I think either one of those two APIs would be fine.  I don't think the
compromise is good, because it gives authors two ways to do the same
thing, which is confusing.  I don't know which API is better without
knowing the use-cases for manual transactions.  But Jonas' version is
more flexible, because if the two are substantially different you can
always just do

  { apply: function(isReapply) {
      if (isReapply) {
          // reapply logic
      } else {
          // totally separate apply logic
  }, . . . }

which is really no harder to write than

  { apply: function() {
      // apply logic
  }, reapply: function() {
      // totally separate reapply logic
  }, . . . }

It's only one or two lines longer, and one level of indent greater.
So I don't think a separate reapply member of the dictionary is
useful.  It just makes things more complicated, even if most of the
time the logic will be totally separate.

On Thu, Oct 27, 2011 at 2:44 AM, Ryosuke Niwa <rniwa at webkit.org> wrote:
> Interesting. I've done some quick testing but maybe problems I had in mind
> no longer exist in WebKit. We do a poor job on node adoption and lifetime
> control so this might be a good opportunity to sort them out anyway.

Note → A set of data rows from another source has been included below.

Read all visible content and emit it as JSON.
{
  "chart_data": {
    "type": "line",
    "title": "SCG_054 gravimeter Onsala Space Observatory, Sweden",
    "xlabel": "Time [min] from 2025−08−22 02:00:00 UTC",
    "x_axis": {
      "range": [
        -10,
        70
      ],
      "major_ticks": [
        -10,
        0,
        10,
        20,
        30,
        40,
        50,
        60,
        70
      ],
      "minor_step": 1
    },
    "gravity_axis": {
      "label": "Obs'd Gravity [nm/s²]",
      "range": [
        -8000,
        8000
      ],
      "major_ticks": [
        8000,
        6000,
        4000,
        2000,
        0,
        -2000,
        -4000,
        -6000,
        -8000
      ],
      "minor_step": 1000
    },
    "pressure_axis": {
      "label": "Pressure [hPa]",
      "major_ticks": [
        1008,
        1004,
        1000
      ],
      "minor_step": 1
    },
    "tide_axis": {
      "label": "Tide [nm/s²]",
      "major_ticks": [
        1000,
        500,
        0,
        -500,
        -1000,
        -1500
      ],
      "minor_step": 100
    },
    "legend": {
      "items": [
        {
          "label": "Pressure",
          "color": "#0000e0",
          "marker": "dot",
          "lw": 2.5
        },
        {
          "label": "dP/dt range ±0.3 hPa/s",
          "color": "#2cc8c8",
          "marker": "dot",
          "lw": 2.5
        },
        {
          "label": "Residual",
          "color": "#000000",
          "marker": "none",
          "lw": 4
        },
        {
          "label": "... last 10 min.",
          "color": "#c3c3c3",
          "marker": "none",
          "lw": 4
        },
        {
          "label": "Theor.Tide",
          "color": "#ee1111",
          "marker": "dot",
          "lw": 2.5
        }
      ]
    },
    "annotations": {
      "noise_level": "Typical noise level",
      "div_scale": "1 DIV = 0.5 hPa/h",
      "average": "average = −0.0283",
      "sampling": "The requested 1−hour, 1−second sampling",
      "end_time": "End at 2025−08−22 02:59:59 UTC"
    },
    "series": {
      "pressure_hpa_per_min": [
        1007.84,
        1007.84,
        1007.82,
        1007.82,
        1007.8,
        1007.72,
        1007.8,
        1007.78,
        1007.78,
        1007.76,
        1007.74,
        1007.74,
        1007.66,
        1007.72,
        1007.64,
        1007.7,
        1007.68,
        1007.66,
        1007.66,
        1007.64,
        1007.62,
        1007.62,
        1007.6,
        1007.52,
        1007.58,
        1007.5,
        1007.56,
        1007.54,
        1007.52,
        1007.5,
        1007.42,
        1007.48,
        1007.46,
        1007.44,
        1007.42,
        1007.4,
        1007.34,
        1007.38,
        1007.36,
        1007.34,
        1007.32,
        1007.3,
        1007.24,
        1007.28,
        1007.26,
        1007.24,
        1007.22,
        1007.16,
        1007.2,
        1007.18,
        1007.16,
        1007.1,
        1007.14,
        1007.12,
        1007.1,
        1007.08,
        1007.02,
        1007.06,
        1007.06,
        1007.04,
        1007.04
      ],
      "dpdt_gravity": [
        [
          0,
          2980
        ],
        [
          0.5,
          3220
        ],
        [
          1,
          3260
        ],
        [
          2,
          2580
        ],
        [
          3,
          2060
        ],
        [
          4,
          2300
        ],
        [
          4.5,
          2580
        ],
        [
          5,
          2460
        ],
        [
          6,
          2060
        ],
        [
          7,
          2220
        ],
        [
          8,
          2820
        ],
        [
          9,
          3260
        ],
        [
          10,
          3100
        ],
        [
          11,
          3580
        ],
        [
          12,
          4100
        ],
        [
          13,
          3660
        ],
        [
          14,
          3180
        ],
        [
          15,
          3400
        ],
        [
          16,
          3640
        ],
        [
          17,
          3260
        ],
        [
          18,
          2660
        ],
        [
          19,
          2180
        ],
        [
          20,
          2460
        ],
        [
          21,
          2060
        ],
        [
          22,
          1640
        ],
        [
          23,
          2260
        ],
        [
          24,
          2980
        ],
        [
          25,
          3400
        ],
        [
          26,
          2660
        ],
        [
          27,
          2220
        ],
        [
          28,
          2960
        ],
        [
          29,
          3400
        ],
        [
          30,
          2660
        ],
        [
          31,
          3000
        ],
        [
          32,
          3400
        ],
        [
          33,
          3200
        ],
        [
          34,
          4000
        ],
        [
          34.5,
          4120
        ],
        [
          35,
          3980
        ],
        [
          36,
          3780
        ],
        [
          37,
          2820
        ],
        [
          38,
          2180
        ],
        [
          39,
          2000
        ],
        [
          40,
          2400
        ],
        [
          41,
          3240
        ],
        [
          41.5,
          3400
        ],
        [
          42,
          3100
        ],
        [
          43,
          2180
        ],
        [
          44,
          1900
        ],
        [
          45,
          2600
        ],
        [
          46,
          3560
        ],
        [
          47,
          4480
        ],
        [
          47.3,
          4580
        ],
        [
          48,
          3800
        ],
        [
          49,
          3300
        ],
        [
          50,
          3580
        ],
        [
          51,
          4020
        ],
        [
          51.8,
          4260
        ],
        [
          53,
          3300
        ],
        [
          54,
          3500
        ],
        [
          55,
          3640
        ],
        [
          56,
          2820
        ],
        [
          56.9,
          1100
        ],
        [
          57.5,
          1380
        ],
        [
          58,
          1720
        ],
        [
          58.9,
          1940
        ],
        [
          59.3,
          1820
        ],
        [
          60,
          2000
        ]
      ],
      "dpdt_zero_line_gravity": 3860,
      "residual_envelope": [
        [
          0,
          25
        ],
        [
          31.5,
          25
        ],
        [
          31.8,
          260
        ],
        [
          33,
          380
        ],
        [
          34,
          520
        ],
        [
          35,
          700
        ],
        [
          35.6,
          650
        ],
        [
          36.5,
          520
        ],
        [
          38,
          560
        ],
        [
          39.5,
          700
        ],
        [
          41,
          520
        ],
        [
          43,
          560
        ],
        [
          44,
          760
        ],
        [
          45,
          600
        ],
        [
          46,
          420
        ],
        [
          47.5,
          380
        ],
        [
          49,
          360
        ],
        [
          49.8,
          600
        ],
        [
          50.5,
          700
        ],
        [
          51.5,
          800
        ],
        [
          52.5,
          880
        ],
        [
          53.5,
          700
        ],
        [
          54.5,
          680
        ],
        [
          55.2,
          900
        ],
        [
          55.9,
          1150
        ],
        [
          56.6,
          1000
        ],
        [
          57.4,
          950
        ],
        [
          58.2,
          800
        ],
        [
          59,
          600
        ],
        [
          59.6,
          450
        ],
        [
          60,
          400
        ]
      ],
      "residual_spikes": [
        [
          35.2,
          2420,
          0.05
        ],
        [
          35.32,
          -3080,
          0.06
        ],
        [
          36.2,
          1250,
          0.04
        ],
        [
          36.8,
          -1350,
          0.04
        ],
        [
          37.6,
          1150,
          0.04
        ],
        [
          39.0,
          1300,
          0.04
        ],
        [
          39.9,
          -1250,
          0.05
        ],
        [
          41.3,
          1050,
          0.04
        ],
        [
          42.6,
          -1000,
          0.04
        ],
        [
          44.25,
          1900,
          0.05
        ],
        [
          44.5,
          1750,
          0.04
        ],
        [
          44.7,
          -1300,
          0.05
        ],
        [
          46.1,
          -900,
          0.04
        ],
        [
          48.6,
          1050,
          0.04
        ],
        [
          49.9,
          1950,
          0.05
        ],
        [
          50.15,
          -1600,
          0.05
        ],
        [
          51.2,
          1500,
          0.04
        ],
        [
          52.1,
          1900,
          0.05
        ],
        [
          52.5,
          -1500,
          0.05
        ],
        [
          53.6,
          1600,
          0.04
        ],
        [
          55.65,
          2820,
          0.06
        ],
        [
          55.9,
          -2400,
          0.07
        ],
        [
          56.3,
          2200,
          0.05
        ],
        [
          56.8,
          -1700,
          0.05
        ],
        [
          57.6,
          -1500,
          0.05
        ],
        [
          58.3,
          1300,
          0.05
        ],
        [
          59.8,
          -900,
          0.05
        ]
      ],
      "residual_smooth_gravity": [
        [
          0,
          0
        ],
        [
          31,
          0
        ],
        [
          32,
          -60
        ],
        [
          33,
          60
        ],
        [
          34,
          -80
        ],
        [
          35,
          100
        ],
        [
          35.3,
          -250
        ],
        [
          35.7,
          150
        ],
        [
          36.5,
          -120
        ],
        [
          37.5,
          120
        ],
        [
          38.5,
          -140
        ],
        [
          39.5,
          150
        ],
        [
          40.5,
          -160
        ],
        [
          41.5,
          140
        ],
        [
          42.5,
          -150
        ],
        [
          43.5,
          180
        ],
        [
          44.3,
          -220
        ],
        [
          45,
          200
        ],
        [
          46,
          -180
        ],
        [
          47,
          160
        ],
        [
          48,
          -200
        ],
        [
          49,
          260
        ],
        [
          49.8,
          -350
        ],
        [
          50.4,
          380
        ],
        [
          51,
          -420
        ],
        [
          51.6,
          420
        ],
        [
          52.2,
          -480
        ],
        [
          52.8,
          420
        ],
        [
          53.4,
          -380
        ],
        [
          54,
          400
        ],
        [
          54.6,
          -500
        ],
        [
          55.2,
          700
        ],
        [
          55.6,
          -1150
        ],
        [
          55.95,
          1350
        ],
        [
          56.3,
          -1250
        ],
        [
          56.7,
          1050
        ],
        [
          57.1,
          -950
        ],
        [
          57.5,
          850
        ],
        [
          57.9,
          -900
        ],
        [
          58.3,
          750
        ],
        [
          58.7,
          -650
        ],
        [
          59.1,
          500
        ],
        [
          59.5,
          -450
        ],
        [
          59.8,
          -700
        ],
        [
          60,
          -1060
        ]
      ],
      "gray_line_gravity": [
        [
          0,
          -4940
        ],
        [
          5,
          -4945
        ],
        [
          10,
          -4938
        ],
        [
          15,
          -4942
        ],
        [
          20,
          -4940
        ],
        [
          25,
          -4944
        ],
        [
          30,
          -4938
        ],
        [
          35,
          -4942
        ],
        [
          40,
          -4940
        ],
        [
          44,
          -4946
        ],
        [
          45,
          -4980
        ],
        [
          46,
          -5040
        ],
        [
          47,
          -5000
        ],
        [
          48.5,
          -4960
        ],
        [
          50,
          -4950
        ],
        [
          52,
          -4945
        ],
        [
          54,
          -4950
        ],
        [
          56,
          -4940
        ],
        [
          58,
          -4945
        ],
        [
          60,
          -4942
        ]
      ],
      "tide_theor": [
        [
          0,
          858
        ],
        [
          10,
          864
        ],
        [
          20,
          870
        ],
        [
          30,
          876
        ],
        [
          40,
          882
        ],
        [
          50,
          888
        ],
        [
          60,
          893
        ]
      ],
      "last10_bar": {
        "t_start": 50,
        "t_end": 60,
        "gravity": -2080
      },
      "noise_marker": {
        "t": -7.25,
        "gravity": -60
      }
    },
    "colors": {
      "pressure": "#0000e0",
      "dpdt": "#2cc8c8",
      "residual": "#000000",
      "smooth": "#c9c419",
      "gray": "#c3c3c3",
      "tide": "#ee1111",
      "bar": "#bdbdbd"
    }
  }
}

FWIW, I've noticed WebKit doesn't always do adoptions correctly.  For
instance, Range.setStart() will throw if the node you pass is from a
different document than the range, when the spec says it should
succeed.  I think I've noticed this for some Node methods too.  The
general rule in the specs these days is anytime you reparent a node to
another document, it gets silently adopted.